At the same time, an accompanying voice said that the Holocaust should be seen as a warning against the satanic component in the nature of man and society. The devilishness could reemerge given a combination of rare, but not impossible, conditions. Jews won’t be its only victims.

These two messages don’t contradict each other, but the awareness of the masses seems to have trouble accepting them without one pushing the other one aside. Zionist PR tends to emphasize the unique message that brings Israel great profits, but the impact of our disaster has been growing weaker with the passage of time and the occurrence of other atrocities. The universal message has pushed the particular message aside. The Holocaust has become yet another genocide, one of many.

Auschwitz prisoners (Photo: AP)
Auschwitz prisoners (Photo: AP)


Let me try to describe the process: At first, attention was drawn to the fact that the Nazis murdered not only Jews, by also Gypsies, homosexuals and mentally ill people. Later on, people began wondering about the real difference between the extermination of the Jews and other events termed as “genocide.”

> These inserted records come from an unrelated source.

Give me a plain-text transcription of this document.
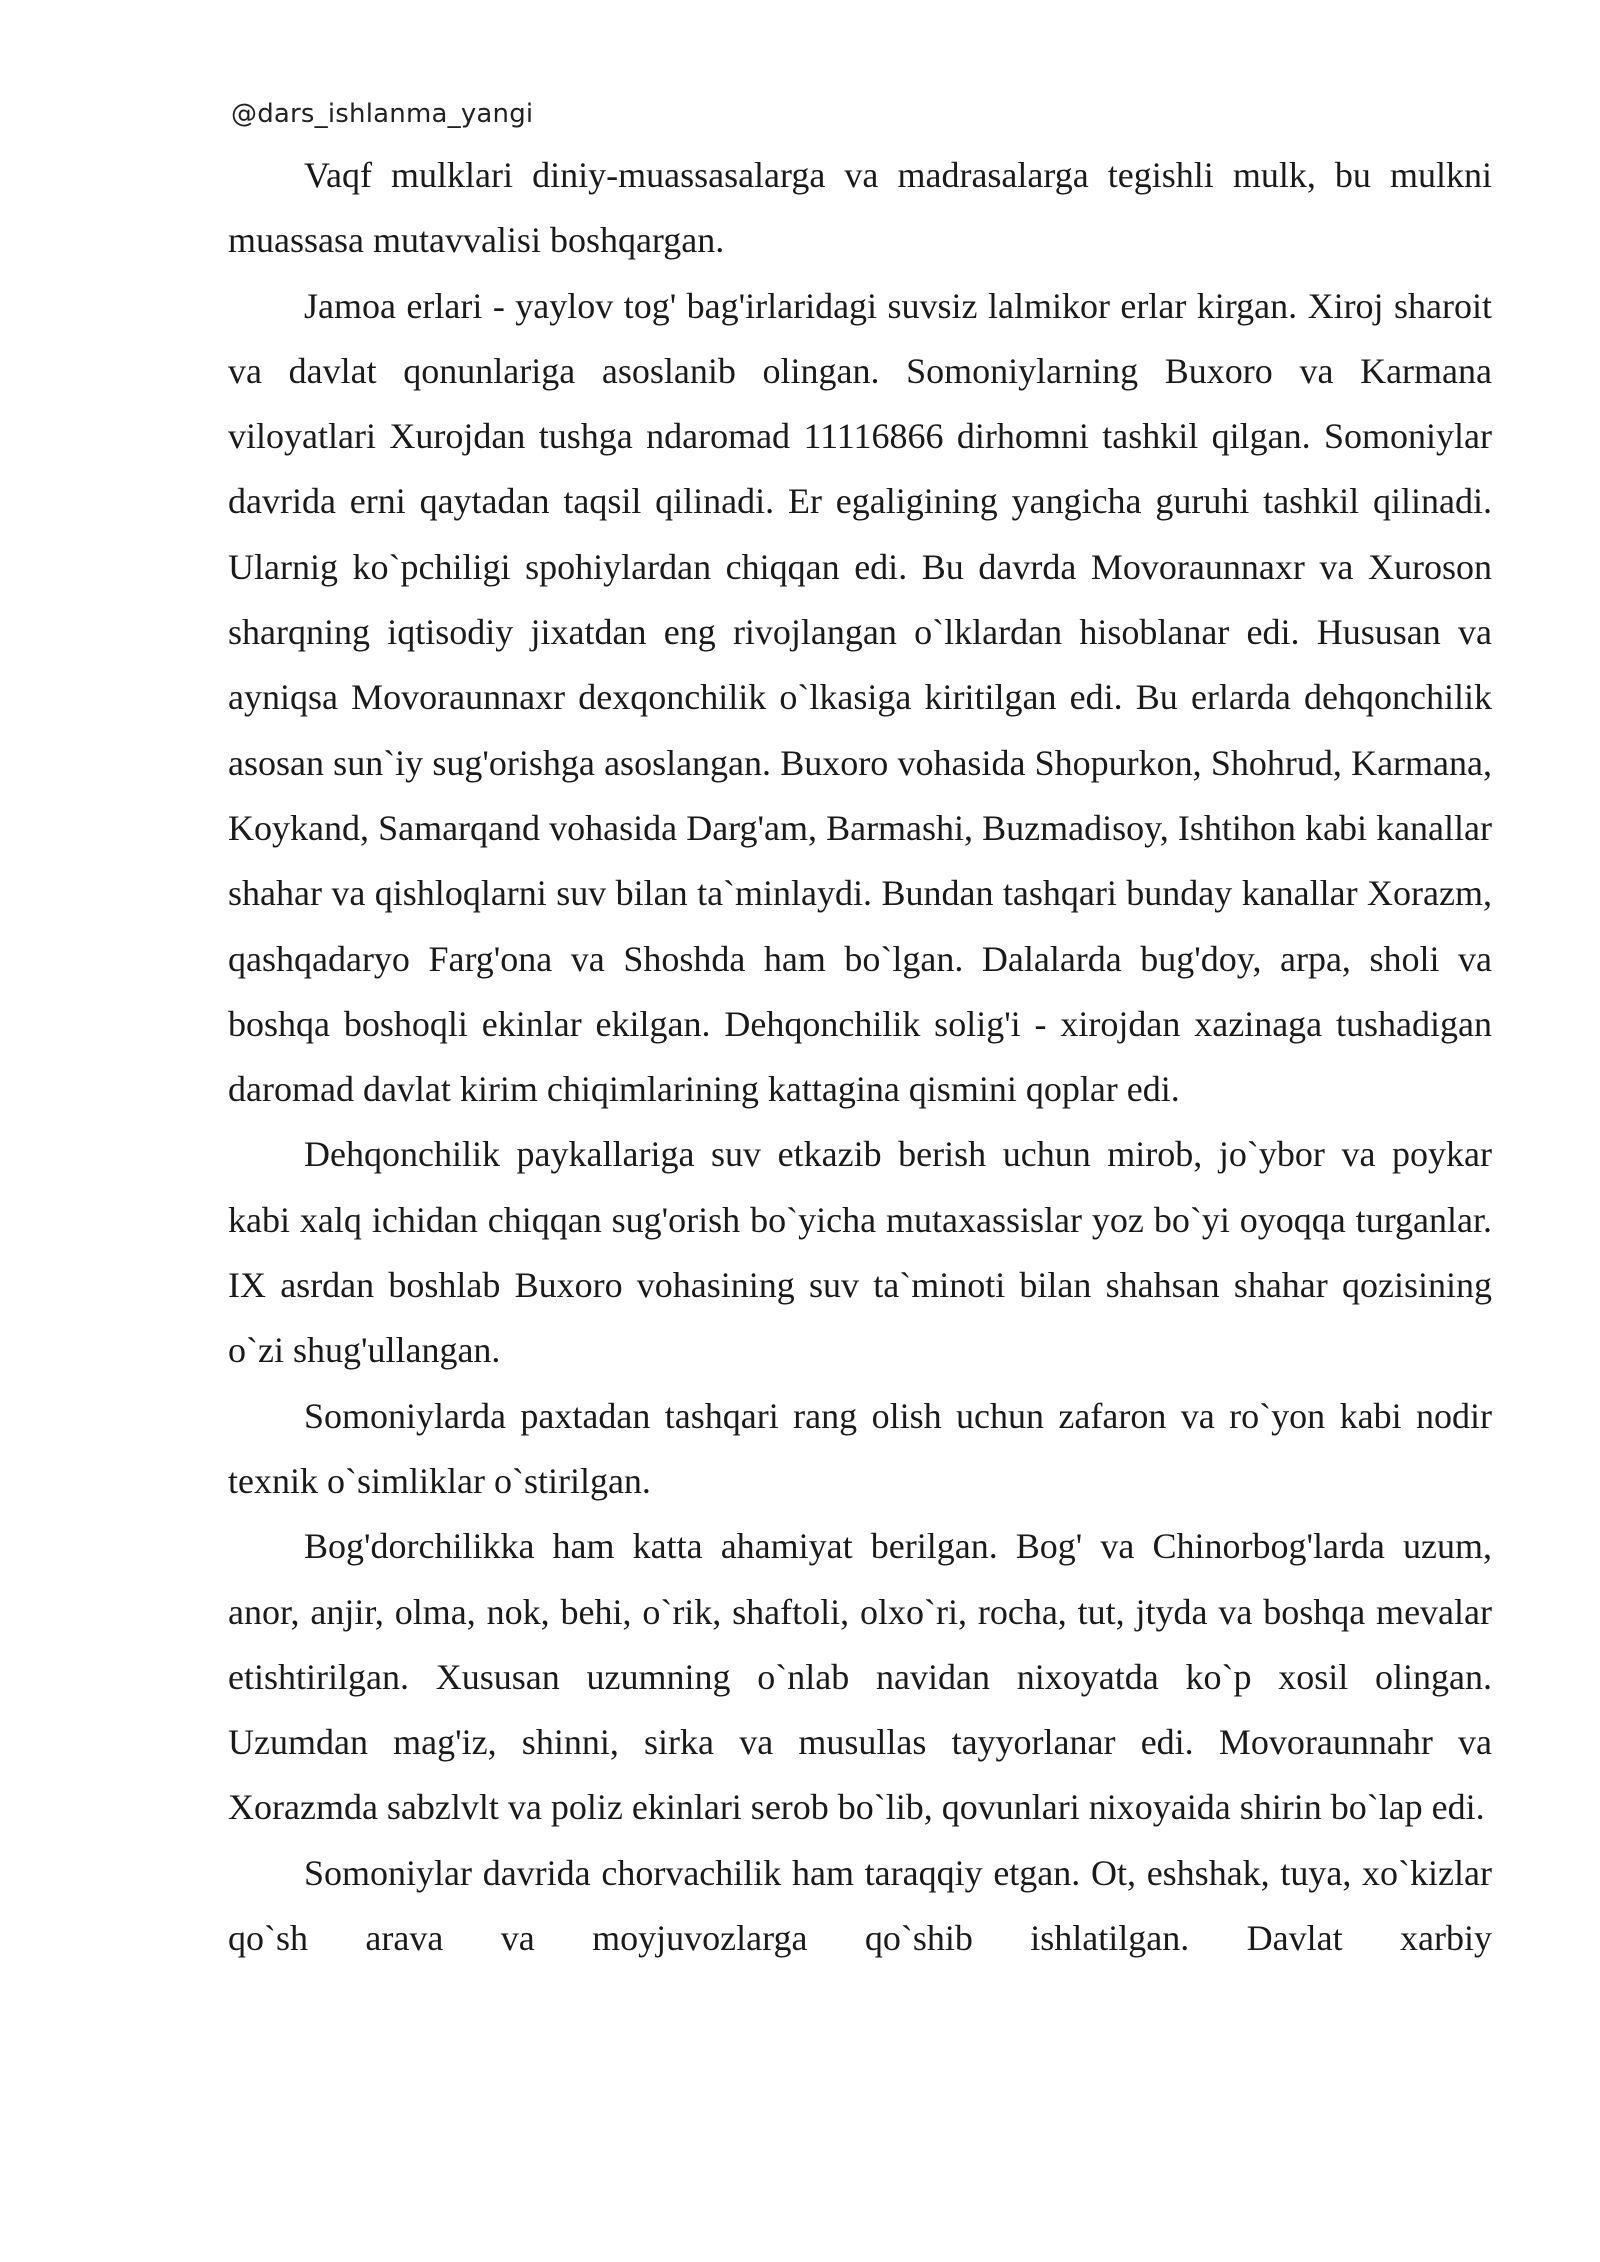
@dars_ishlanma_yangi

Vaqf mulklari diniy-muassasalarga va madrasalarga tegishli mulk, bu mulkni muassasa mutavvalisi boshqargan.

Jamoa erlari - yaylov tog' bag'irlaridagi suvsiz lalmikor erlar kirgan. Xiroj sharoit va davlat qonunlariga asoslanib olingan. Somoniylarning Buxoro va Karmana viloyatlari Xurojdan tushga ndaromad 11116866 dirhomni tashkil qilgan. Somoniylar davrida erni qaytadan taqsil qilinadi. Er egaligining yangicha guruhi tashkil qilinadi. Ularnig ko`pchiligi spohiylardan chiqqan edi. Bu davrda Movoraunnaxr va Xuroson sharqning iqtisodiy jixatdan eng rivojlangan o`lklardan hisoblanar edi. Hususan va ayniqsa Movoraunnaxr dexqonchilik o`lkasiga kiritilgan edi. Bu erlarda dehqonchilik asosan sun`iy sug'orishga asoslangan. Buxoro vohasida Shopurkon, Shohrud, Karmana, Koykand, Samarqand vohasida Darg'am, Barmashi, Buzmadisoy, Ishtihon kabi kanallar shahar va qishloqlarni suv bilan ta`minlaydi. Bundan tashqari bunday kanallar Xorazm, qashqadaryo Farg'ona va Shoshda ham bo`lgan. Dalalarda bug'doy, arpa, sholi va boshqa boshoqli ekinlar ekilgan. Dehqonchilik solig'i - xirojdan xazinaga tushadigan daromad davlat kirim chiqimlarining kattagina qismini qoplar edi.

Dehqonchilik paykallariga suv etkazib berish uchun mirob, jo`ybor va poykar kabi xalq ichidan chiqqan sug'orish bo`yicha mutaxassislar yoz bo`yi oyoqqa turganlar. IX asrdan boshlab Buxoro vohasining suv ta`minoti bilan shahsan shahar qozisining o`zi shug'ullangan.

Somoniylarda paxtadan tashqari rang olish uchun zafaron va ro`yon kabi nodir texnik o`simliklar o`stirilgan.

Bog'dorchilikka ham katta ahamiyat berilgan. Bog' va Chinorbog'larda uzum, anor, anjir, olma, nok, behi, o`rik, shaftoli, olxo`ri, rocha, tut, jtyda va boshqa mevalar etishtirilgan. Xususan uzumning o`nlab navidan nixoyatda ko`p xosil olingan. Uzumdan mag'iz, shinni, sirka va musullas tayyorlanar edi. Movoraunnahr va Xorazmda sabzlvlt va poliz ekinlari serob bo`lib, qovunlari nixoyaida shirin bo`lap edi.

Somoniylar davrida chorvachilik ham taraqqiy etgan. Ot, eshshak, tuya, xo`kizlar qo`sh arava va moyjuvozlarga qo`shib ishlatilgan. Davlat xarbiy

The questions focused on historical events like the massacre of the indigenous peoples of the Americas by Spanish forces in South and Central America, the massacre of native Americans in North America, the massacre of Aboriginal Australians, the killing of millions of African slaves on their way to slave states in America, the mass annihilation of native Congolese by the Belgians, the massacre of Armenians by the Turks, the killing of at least one million people by the Americans in Vietnam, the extermination of the Tutsi by the Hutu in Rwanda, the starving to death of residents of the Biafra district in Nigeria, the systematic killing of minorities in Cambodia, and many other massacres in which the number of victims was far higher than the six million we lost.

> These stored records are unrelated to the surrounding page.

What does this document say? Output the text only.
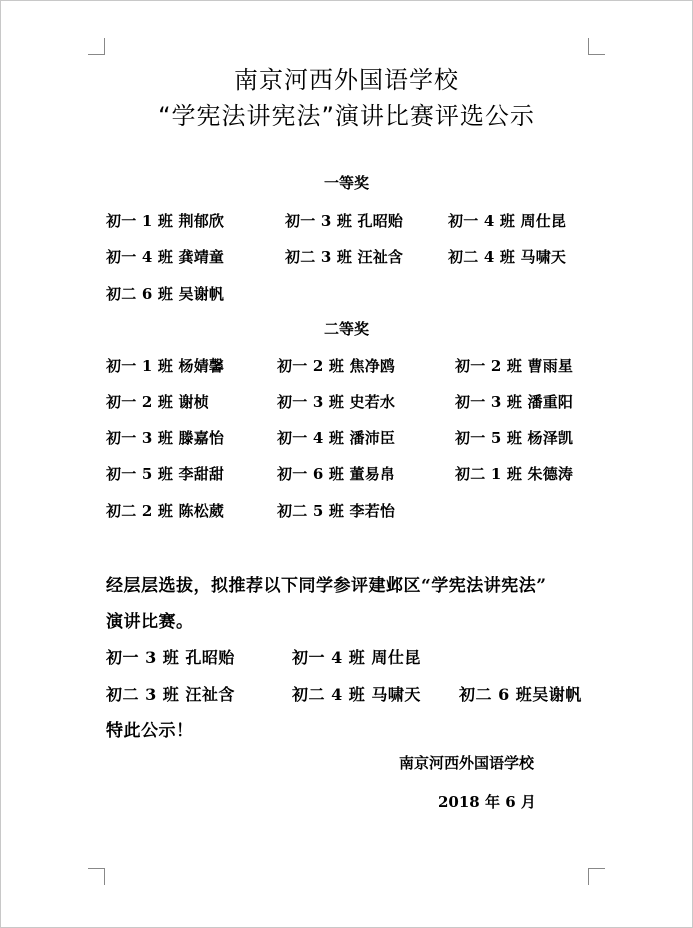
南京河西外国语学校
“学宪法讲宪法”演讲比赛评选公示
一等奖
初一 1 班 荆郁欣	初一 3 班 孔昭贻	初一 4 班 周仕昆
初一 4 班 龚靖童	初二 3 班 汪祉含	初二 4 班 马啸天
初二 6 班 吴谢帆
二等奖
初一 1 班 杨婧馨	初一 2 班 焦净鸥	初一 2 班 曹雨星
初一 2 班 谢桢	初一 3 班 史若水	初一 3 班 潘重阳
初一 3 班 滕嘉怡	初一 4 班 潘沛臣	初一 5 班 杨泽凯
初一 5 班 李甜甜	初一 6 班 董易帛	初二 1 班 朱德涛
初二 2 班 陈松葳	初二 5 班 李若怡
经层层选拔，拟推荐以下同学参评建邺区“学宪法讲宪法”
演讲比赛。
初一 3 班 孔昭贻	初一 4 班 周仕昆
初二 3 班 汪祉含	初二 4 班 马啸天 初二 6 班吴谢帆
特此公示！
南京河西外国语学校
2018 年 6 月
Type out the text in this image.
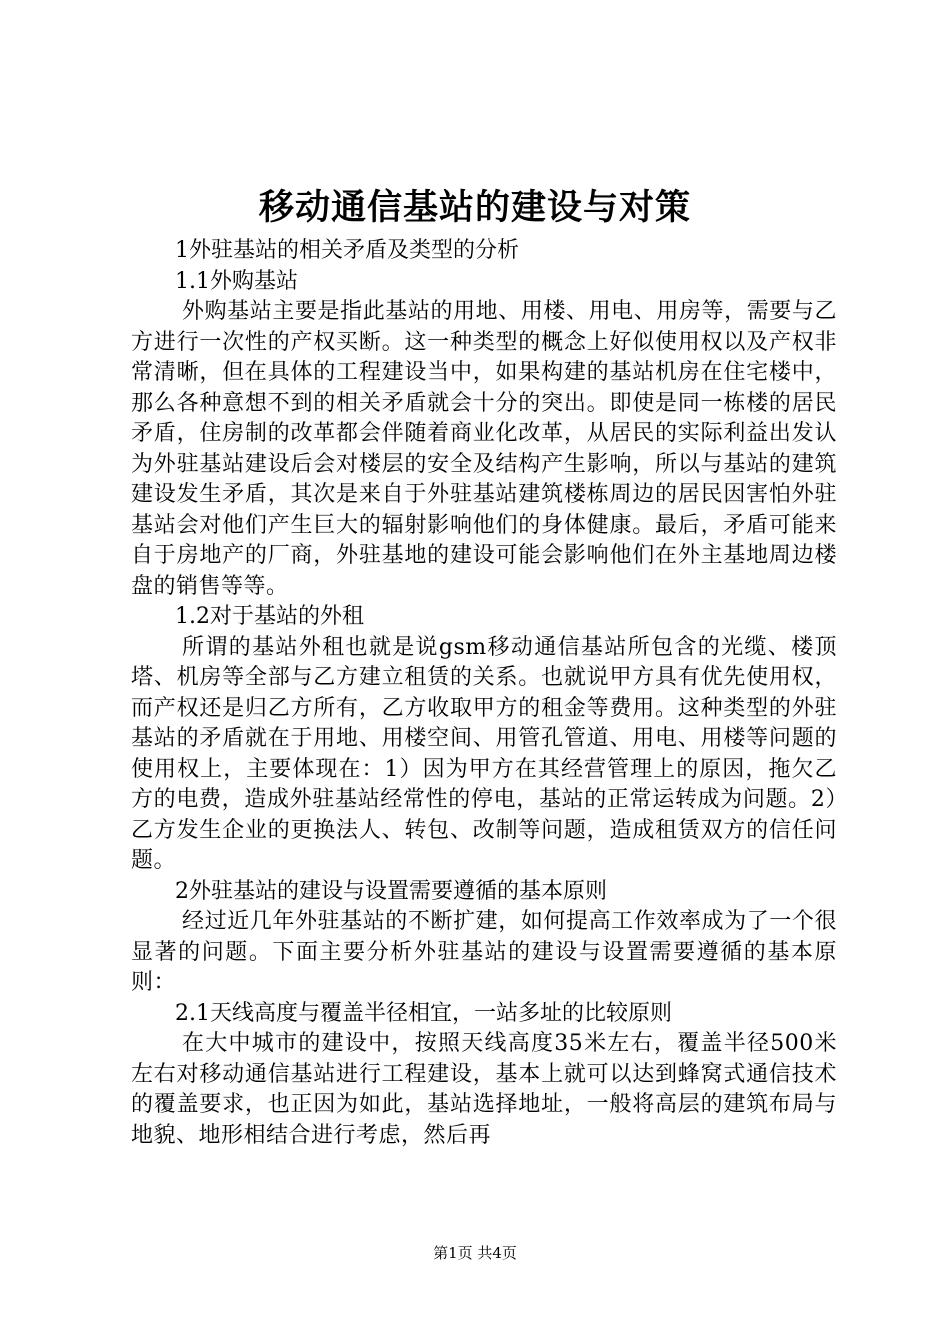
移动通信基站的建设与对策
1外驻基站的相关矛盾及类型的分析
1.1外购基站
外购基站主要是指此基站的用地、用楼、用电、用房等，需要与乙方进行一次性的产权买断。这一种类型的概念上好似使用权以及产权非常清晰，但在具体的工程建设当中，如果构建的基站机房在住宅楼中，那么各种意想不到的相关矛盾就会十分的突出。即使是同一栋楼的居民矛盾，住房制的改革都会伴随着商业化改革，从居民的实际利益出发认为外驻基站建设后会对楼层的安全及结构产生影响，所以与基站的建筑建设发生矛盾，其次是来自于外驻基站建筑楼栋周边的居民因害怕外驻基站会对他们产生巨大的辐射影响他们的身体健康。最后，矛盾可能来自于房地产的厂商，外驻基地的建设可能会影响他们在外主基地周边楼盘的销售等等。
1.2对于基站的外租
所谓的基站外租也就是说gsm移动通信基站所包含的光缆、楼顶塔、机房等全部与乙方建立租赁的关系。也就说甲方具有优先使用权，而产权还是归乙方所有，乙方收取甲方的租金等费用。这种类型的外驻基站的矛盾就在于用地、用楼空间、用管孔管道、用电、用楼等问题的使用权上，主要体现在：1）因为甲方在其经营管理上的原因，拖欠乙方的电费，造成外驻基站经常性的停电，基站的正常运转成为问题。2）乙方发生企业的更换法人、转包、改制等问题，造成租赁双方的信任问题。
2外驻基站的建设与设置需要遵循的基本原则
经过近几年外驻基站的不断扩建，如何提高工作效率成为了一个很显著的问题。下面主要分析外驻基站的建设与设置需要遵循的基本原则：
2.1天线高度与覆盖半径相宜，一站多址的比较原则
在大中城市的建设中，按照天线高度35米左右，覆盖半径500米左右对移动通信基站进行工程建设，基本上就可以达到蜂窝式通信技术的覆盖要求，也正因为如此，基站选择地址，一般将高层的建筑布局与地貌、地形相结合进行考虑，然后再
第1页 共4页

Now, many of these events are categorized under the generic term “holocaust,” which is used in the common popular discourse in the world as an equivalent to “genocide.” The next stage is applying the term to inhuman things as well. People talk about a “cultural holocaust,” which is an intentional effort to erase the culture of a specific group, and even about the holocaust of animals slaughtered for food.

In light of the modified meaning of the term “Holocaust,” persistent historians have been trying to teach us that the annihilation of Jews was a unique act. There was no instance before the Holocaust in which a state had planned and systematically executed the murder of a public for reasons that cannot be rationally explained.

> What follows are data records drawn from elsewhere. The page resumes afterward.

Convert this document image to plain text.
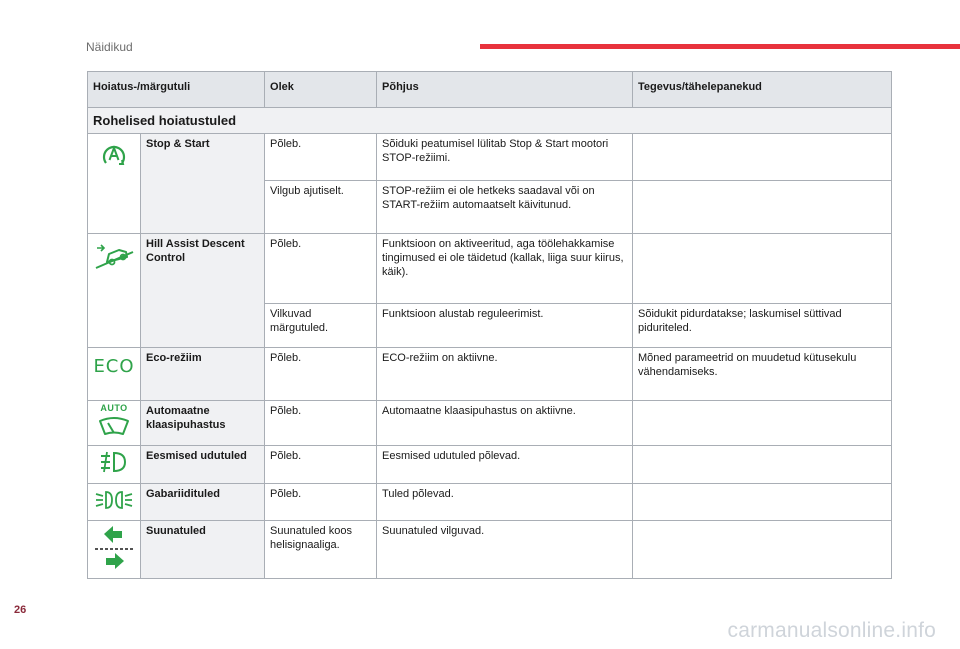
Näidikud
Hoiatus-/märgutuli		Olek	Põhjus	Tegevus/tähelepanekud
Rohelised hoiatustuled				
	Stop & Start	Põleb.	Sõiduki peatumisel lülitab Stop & Start mootori STOP-režiimi.	
		Vilgub ajutiselt.	STOP-režiim ei ole hetkeks saadaval või on START-režiim automaatselt käivitunud.	
	Hill Assist Descent Control	Põleb.	Funktsioon on aktiveeritud, aga töölehakkamise tingimused ei ole täidetud (kallak, liiga suur kiirus, käik).	
		Vilkuvad märgutuled.	Funktsioon alustab reguleerimist.	Sõidukit pidurdatakse; laskumisel süttivad piduriteled.
ECO	Eco-režiim	Põleb.	ECO-režiim on aktiivne.	Mõned parameetrid on muudetud kütusekulu vähendamiseks.

AUTO	Automaatne klaasipuhastus	Põleb.	Automaatne klaasipuhastus on aktiivne.	
	Eesmised udutuled	Põleb.	Eesmised udutuled põlevad.	
	Gabariidituled	Põleb.	Tuled põlevad.	
	Suunatuled	Suunatuled koos helisignaaliga.	Suunatuled vilguvad.	
26
carmanualsonline.info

Refugee camp in Rwanda, 1996 (Photo: AFP)
Refugee camp in Rwanda, 1996 (Photo: AFP)


Colonialists eliminated millions of people to take over their lands and their nature resources; followers of one religion violently destroyed the believers of a competing religion; slaves dropped like flies on ships transporting them from Africa; nations slaughtered their neighbors for fear of being attacked by them; and tyrants murdered to secure their rule.

None of these explanations applies to the Nazis’ actions. The Jews didn’t compete with the Nazis over material resources, they weren’t turned into slaves to make use of their labor force, they weren’t members of an exploitative class that had to be removed from power, and they didn’t hold a shared ideology that jeopardized the government’s worldview.

They were annihilated, according to the Nazi perception, to liberate humanity from animals who are not humans, but something between a human being and an ape. Precisely because of its particular resemblance to a human being, this creature, the Jew, can act like a virus, infiltrating the Aryan race’s healthy tissue. The difference between this creature and man is biological, it is unrepairable, and that’s why it has to be annihilated. Everything must be sacrificed for this sacred mission, they explained, even if the effort consumes resources needed to win the war.

Will these scholarly explanations succeed in clarifying to many people why the Holocaust is such a unique event? I doubt it. In a few years’ time, the details will get lost in the sea of oblivion. It’s very distressing. We mustn’t give up, but we must be prepared.